In one session, investigators from the Department of Veterans Affairs will present results from the EQUiPPED — Enhancing Quality of Prescribing Practices for Older Veterans Discharged From the ED — study. The team used provider education, pharmacy order sets and links to geriatric content embedded with medical records, and peer benchmarking to reduce the prescription of potentially inappropriate medications.

And the success of a program to reduce urinary tract infections resulting from unnecessary catheterization in hospital internal medicine and surgical wards will be discussed by researchers from the University of Toronto during the same session.

Medical error is far from the only hot topic on the agenda at the meeting. Geriatricians are looking for ways to make the most of limited resources in the face of a growing tide of aging Americans, said Heather Whitson, MD, from Duke University in Durham, North Carolina, who is program chair for the meeting.

The silver tsunami is upon us.

"The AGS and its members are recognizing that we're at a critical juncture in healthcare," she told Medscape Medical News. "The silver tsunami is upon us; the aging demographic we've been talking about for 10 years is here."

The healthcare system in the United States is built to care for people with two chronic conditions, at most, she explained. But most geriatric patients live with five or more conditions. Having a different doctor treat each disease is expensive and can result in poor coordination of care, especially because the treatment of one condition can exacerbate another, she pointed out.

In one study addressing this challenge, Medicare beneficiaries discharged from emergency departments to home health were tracked by researchers at West Health in San Diego. As the poster describes, the researchers were "trying to see if there might be a way to keep more people out of the hospital if you expanded the home care," Dr Whitson told Medscape Medical News.

The coordination of care will be examined from a different angle during an educational session reviewing findings from SPRINT — the Systolic Blood Pressure Intervention Trial — that pertain to the prevention of fall risks in older adults.

And along similar lines, a poster will look at the risk for cognitive impairment in patients admitted to skilled nursing facilities after severe sepsis. The study was conducted by researchers at University of Wisconsin–Madison.

"The take-home message from that one, I would say, is that probably more rehab is needed, recognizing that severe sepsis, even when it's survivable, in older adults takes a significant toll on the whole body," Dr Whitson pointed out.

That study addresses another hot topic at the meeting: dementia. "We've talked about people who have multiple chronic conditions, but one condition, when it's present, really dictates a lot of the patient's needs and costs, and that is dementia, which is also drastically increasing," she said.

An examination of the internal consistency of the Alabama Brief Cognitive Screener, which might be an efficient alterative to the Mini Mental State Exam, will be presented in a poster by researchers from the University of Alabama, Dr Whitson reported.

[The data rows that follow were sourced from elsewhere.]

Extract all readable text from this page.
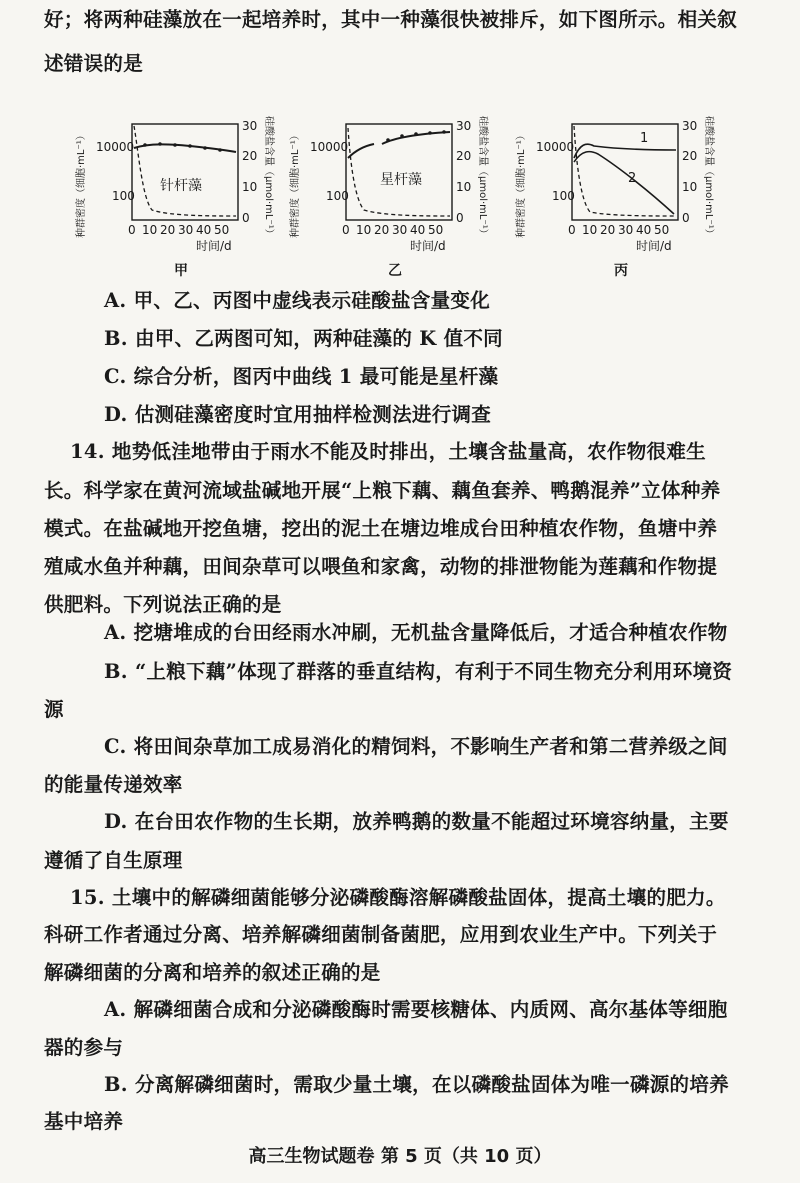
好；将两种硅藻放在一起培养时，其中一种藻很快被排斥，如下图所示。相关叙
述错误的是
种群密度（细胞·mL⁻¹） 10000
100
针杆藻
30
20
10
0 硅酸盐含量（μmol·mL⁻¹）
0 10 20 30 40 50
时间/d
甲
种群密度（细胞·mL⁻¹） 10000
100
星杆藻
30
20
10
0 硅酸盐含量（μmol·mL⁻¹）
0 10 20 30 40 50
时间/d
乙
种群密度（细胞·mL⁻¹） 10000
100
1
2
30
20
10
0 硅酸盐含量（μmol·mL⁻¹）
0 10 20 30 40 50
时间/d
丙
A. 甲、乙、丙图中虚线表示硅酸盐含量变化
B. 由甲、乙两图可知，两种硅藻的 K 值不同
C. 综合分析，图丙中曲线 1 最可能是星杆藻
D. 估测硅藻密度时宜用抽样检测法进行调查
14. 地势低洼地带由于雨水不能及时排出，土壤含盐量高，农作物很难生
长。科学家在黄河流域盐碱地开展“上粮下藕、藕鱼套养、鸭鹅混养”立体种养
模式。在盐碱地开挖鱼塘，挖出的泥土在塘边堆成台田种植农作物，鱼塘中养
殖咸水鱼并种藕，田间杂草可以喂鱼和家禽，动物的排泄物能为莲藕和作物提
供肥料。下列说法正确的是
A. 挖塘堆成的台田经雨水冲刷，无机盐含量降低后，才适合种植农作物
B. “上粮下藕”体现了群落的垂直结构，有利于不同生物充分利用环境资
源
C. 将田间杂草加工成易消化的精饲料，不影响生产者和第二营养级之间
的能量传递效率
D. 在台田农作物的生长期，放养鸭鹅的数量不能超过环境容纳量，主要
遵循了自生原理
15. 土壤中的解磷细菌能够分泌磷酸酶溶解磷酸盐固体，提高土壤的肥力。
科研工作者通过分离、培养解磷细菌制备菌肥，应用到农业生产中。下列关于
解磷细菌的分离和培养的叙述正确的是
A. 解磷细菌合成和分泌磷酸酶时需要核糖体、内质网、高尔基体等细胞
器的参与
B. 分离解磷细菌时，需取少量土壤，在以磷酸盐固体为唯一磷源的培养
基中培养
高三生物试题卷 第 5 页（共 10 页）
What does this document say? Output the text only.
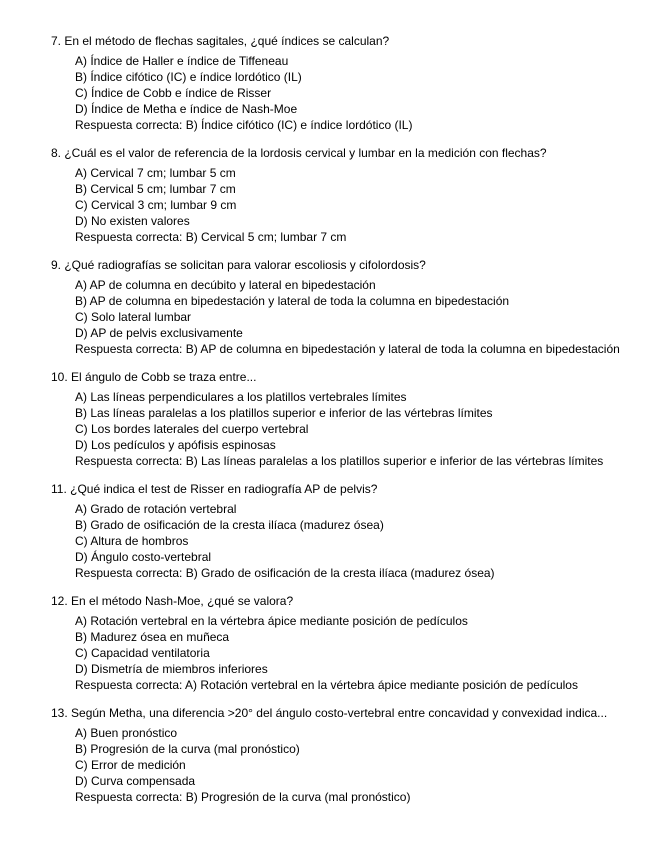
7. En el método de flechas sagitales, ¿qué índices se calculan?
A) Índice de Haller e índice de Tiffeneau
B) Índice cifótico (IC) e índice lordótico (IL)
C) Índice de Cobb e índice de Risser
D) Índice de Metha e índice de Nash-Moe
Respuesta correcta: B) Índice cifótico (IC) e índice lordótico (IL)
8. ¿Cuál es el valor de referencia de la lordosis cervical y lumbar en la medición con flechas?
A) Cervical 7 cm; lumbar 5 cm
B) Cervical 5 cm; lumbar 7 cm
C) Cervical 3 cm; lumbar 9 cm
D) No existen valores
Respuesta correcta: B) Cervical 5 cm; lumbar 7 cm
9. ¿Qué radiografías se solicitan para valorar escoliosis y cifolordosis?
A) AP de columna en decúbito y lateral en bipedestación
B) AP de columna en bipedestación y lateral de toda la columna en bipedestación
C) Solo lateral lumbar
D) AP de pelvis exclusivamente
Respuesta correcta: B) AP de columna en bipedestación y lateral de toda la columna en bipedestación
10. El ángulo de Cobb se traza entre...
A) Las líneas perpendiculares a los platillos vertebrales límites
B) Las líneas paralelas a los platillos superior e inferior de las vértebras límites
C) Los bordes laterales del cuerpo vertebral
D) Los pedículos y apófisis espinosas
Respuesta correcta: B) Las líneas paralelas a los platillos superior e inferior de las vértebras límites
11. ¿Qué indica el test de Risser en radiografía AP de pelvis?
A) Grado de rotación vertebral
B) Grado de osificación de la cresta ilíaca (madurez ósea)
C) Altura de hombros
D) Ángulo costo-vertebral
Respuesta correcta: B) Grado de osificación de la cresta ilíaca (madurez ósea)
12. En el método Nash-Moe, ¿qué se valora?
A) Rotación vertebral en la vértebra ápice mediante posición de pedículos
B) Madurez ósea en muñeca
C) Capacidad ventilatoria
D) Dismetría de miembros inferiores
Respuesta correcta: A) Rotación vertebral en la vértebra ápice mediante posición de pedículos
13. Según Metha, una diferencia >20° del ángulo costo-vertebral entre concavidad y convexidad indica...
A) Buen pronóstico
B) Progresión de la curva (mal pronóstico)
C) Error de medición
D) Curva compensada
Respuesta correcta: B) Progresión de la curva (mal pronóstico)
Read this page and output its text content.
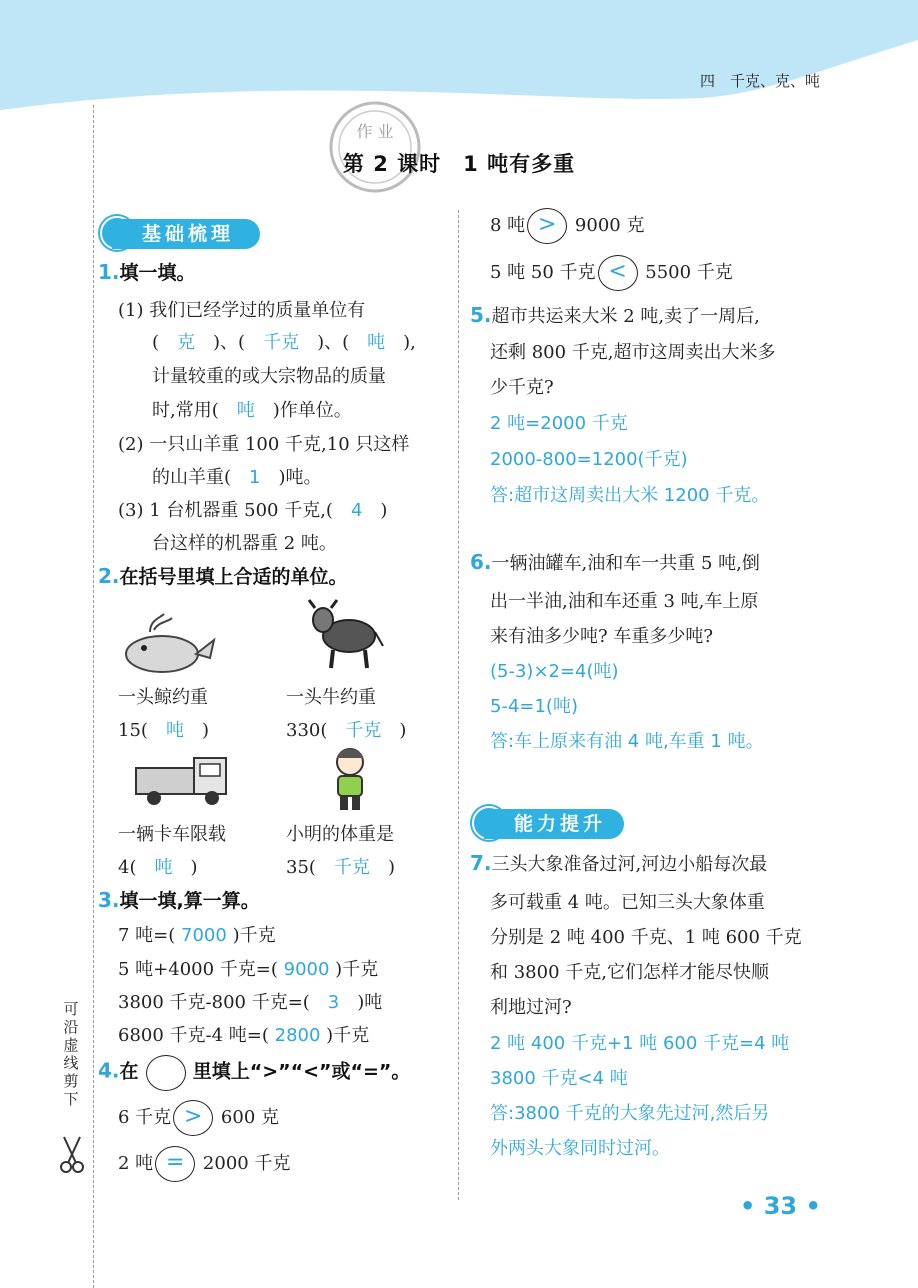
四　千克、克、吨
作 业
第 2 课时　1 吨有多重
可沿虚线剪下
基础梳理
1.填一填。
(1) 我们已经学过的质量单位有
(　克　)、(　千克　)、(　吨　),
计量较重的或大宗物品的质量
时,常用(　 吨　 )作单位。
(2) 一只山羊重 100 千克,10 只这样
的山羊重(　 1　 )吨。
(3) 1 台机器重 500 千克,(　 4　 )
台这样的机器重 2 吨。
2.在括号里填上合适的单位。
一头鲸约重	一头牛约重
15(　 吨　 )	330(　 千克　 )
一辆卡车限载	小明的体重是
4(　 吨　 )	35(　 千克　 )
3.填一填,算一算。
7 吨=( 7000 )千克
5 吨+4000 千克=( 9000 )千克
3800 千克-800 千克=(　 3　 )吨
6800 千克-4 吨=( 2800 )千克
4.在	里填上“>”“<”或“=”。
6 千克 > 600 克
2 吨 = 2000 千克
8 吨 > 9000 克
5 吨 50 千克 < 5500 千克
5.超市共运来大米 2 吨,卖了一周后,
还剩 800 千克,超市这周卖出大米多
少千克?
2 吨=2000 千克
2000-800=1200(千克)
答:超市这周卖出大米 1200 千克。
6.一辆油罐车,油和车一共重 5 吨,倒
出一半油,油和车还重 3 吨,车上原
来有油多少吨? 车重多少吨?
(5-3)×2=4(吨)
5-4=1(吨)
答:车上原来有油 4 吨,车重 1 吨。
能力提升
7.三头大象准备过河,河边小船每次最
多可载重 4 吨。已知三头大象体重
分别是 2 吨 400 千克、1 吨 600 千克
和 3800 千克,它们怎样才能尽快顺
利地过河?
2 吨 400 千克+1 吨 600 千克=4 吨
3800 千克<4 吨
答:3800 千克的大象先过河,然后另
外两头大象同时过河。
• 33 •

Dementia will also be in the spotlight in Dr Callahan's keynote address, which will summarize state-of-the-art care for people with Alzheimer's disease.

Dr Callahan said he plans to emphasize exercise and diet in the talk. "There is no wonder drug out there that has changed the course of the disease," he told Medscape Medical News. Many researchers now believe the best chance of reducing the burden of Alzheimer's disease is to improve the health habits of young and middle-aged people.

In addition to these scientific presentations, meetings of special interest groups — such as those focused on education, people based outside the United States, and junior faculty — will provide opportunities for people interested in geriatrics, said Dr Whitson.

Organizers expect the conference to attract about 2600 people.

Dr Callahan and Dr Whitson have disclosed no relevant financial relationships.